Ara memijat kepalanya dengan kedua tangan. "Tiri, dia adik tiriku. Apa kau salah satu tamu pestanya semalam, kau tahu ke mana Kim pergi dan meninggalkan tempat ini menjadi sarang pesta liar berandalan seperti temanmu itu?!" tukas Ara tak dapat mengontrol emosi. Dirinya sangat frustrasi akan keadaan di apartemen.
"Sayangnya bukan," jawab pria berambut cepak tersebut sambil mendekati Ara dengan mengeluarkan selembar kartu nama.
Ara melihatnya sambil mengeja nama yang tertera di sana. "Jayden Harvey, Agency artis dan mod—"
"Simpan ini dan hubungi aku jika Kim berhasil kau temukan," sela pria yang diketahui bernama Jayden.
Namun, bukannya mengambil kartu tersebut Ara malah mengabaikannya dan berkata bahwa dirinya tak turut campur urusan Kim. Dia datang hanya untuk memberi adiknya pelajaran agar berhenti bermain-main.
"Maaf, Tuan Harvey. Aku bukan baby sitter-nya. Jika kau ada urusan dengannya, maka lebih baik kau bantu aku mencarinya!" tandas Arabelle berjalan keluar.
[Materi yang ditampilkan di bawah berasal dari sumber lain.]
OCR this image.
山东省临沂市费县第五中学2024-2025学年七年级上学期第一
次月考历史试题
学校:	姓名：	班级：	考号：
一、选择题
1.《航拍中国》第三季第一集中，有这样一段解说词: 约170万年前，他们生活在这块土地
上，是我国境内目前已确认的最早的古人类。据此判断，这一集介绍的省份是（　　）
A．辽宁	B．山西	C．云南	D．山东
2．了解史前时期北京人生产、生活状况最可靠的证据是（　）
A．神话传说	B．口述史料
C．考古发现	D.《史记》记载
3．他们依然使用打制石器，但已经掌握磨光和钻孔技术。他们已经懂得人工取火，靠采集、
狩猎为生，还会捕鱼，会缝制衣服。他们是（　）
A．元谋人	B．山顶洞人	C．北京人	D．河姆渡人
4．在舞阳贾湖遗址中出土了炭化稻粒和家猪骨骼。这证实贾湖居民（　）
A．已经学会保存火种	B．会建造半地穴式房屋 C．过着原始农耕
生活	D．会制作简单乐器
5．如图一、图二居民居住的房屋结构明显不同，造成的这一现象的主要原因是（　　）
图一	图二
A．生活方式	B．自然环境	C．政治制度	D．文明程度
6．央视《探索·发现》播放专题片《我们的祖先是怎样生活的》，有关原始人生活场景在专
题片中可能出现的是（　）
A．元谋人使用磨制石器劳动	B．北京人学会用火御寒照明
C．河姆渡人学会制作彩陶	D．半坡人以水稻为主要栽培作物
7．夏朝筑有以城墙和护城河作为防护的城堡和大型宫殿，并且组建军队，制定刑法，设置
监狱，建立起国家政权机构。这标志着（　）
Jayden akhirnya menyerah mengurus Nick setelah membaringkan pria itu ke ranjang lalu mengikuti Ara ke ruang tamu. Ditambah dengan jawaban dari Ara yang tampak membuatnya semakin kesal. Jabatannya manager, tapi dia seperti baby sitter para modelnya yang bertindak seperti berandalan.
"Asal kau tahu Nona sok tahu! Semalaman aku mencari adikmu setelah mendapat kabar dari Nick yang sudah dibuat teler demi menggunakan mobilnya. Jadi jika kau ingin tahu di mana adikmu, hubungi nomornya yang lain!" balas Jayden tak kalah sengit karena kesal sejak semalam dikerjai Kim.
Arabelle mengedikkan bahu dan mengusap kening sampai kepalanya berpikir ke mana kiranya Kim pergi, tetapi nihil. Ara tak pernah tahu tempat yang disukai Kim karena memang selama ini sang ayahlah yang mengurus Kim di sana. Memikirkannya saja membuat Ara pusing. Alih-alih memikirkan ke mana Kim pergi, Ara malah bergegas merapikan kondisi apartemen. Jayden yang melihatnya pun tak bisa hanya diam, dirinya juga tak menyukai kekacauan hingga akhirnya membantu Ara merapikan tempat itu dan berakhir kini mereka duduk di ruang tengah lalu mengambil minuman kaleng.
"Jadi bagaimana, Nona. Jika kau tahu ke mana—"
"Arabelle, jangan memanggilku begitu terus," sela Ara. "Lalu masalahnya aku tak tahu ke mana dia kiranya mau pergi. Aku bukanlah kakak yang baik selama ini. Lagi pula dia hanya adik tiriku."
Jayden membuka minuman kaleng dan menenggaknya setengah. "Saudara tiri bukan berarti kau tak peduli, melihatmu datang saat tahu Kim membuat kekacauan aku yakin kau juga mengkhawatirkannya, bukan?"
Ara melirik Jayden yang pandai menilai atau lebih tepatnya sok tahu tentang pemikirannya. "Pertama aku melakukan ini karena pesan ayahku sebelum beliau pergi. Kedua aku tak mau sia-sia mencari uang untuknya bermain-main seperti ini. Jadi di mana sisi khawatirku?" tanya balik Ara sambil meminum sodanya. "Kau sendiri, kenapa mencari Kim selain untuk mencari mobil modelmu itu?"
"Well, sebenarnya Kim sudah menandatangani kontrak sementara denganku. Dia berjanji akan membantu Nick mencapai tujuannya menjadi model ternama dan project ini adalah pemotretan pertamanya memiliki pasangan model. Sayangnya, model wanitaku terkapar sakit dan malam ini hanya Kim harapannya untuk membantu Nick."
Ara yang mendengar penjelasan Jayden hanya membuatnya semakin pusing. "Lalu bagaimana jika Kim tak datang ke tempat pemotretan?" tanya Ara.
"Biaya ganti rugi harus dibayarkan untukku mencari model lain dalam waktu enam jam sebelum pemotretan tiba," jawab Jayden seakan pasrah karirnya berakhir hari itu.
"Jay, kenapa kau tak menggantikan Kim dengannya." Suara Nick tiba-tiba muncul di ambang pintu. Pria tinggi dengan badan berbentuk atletis itu tampak lebih segar dibanding sebelumnya.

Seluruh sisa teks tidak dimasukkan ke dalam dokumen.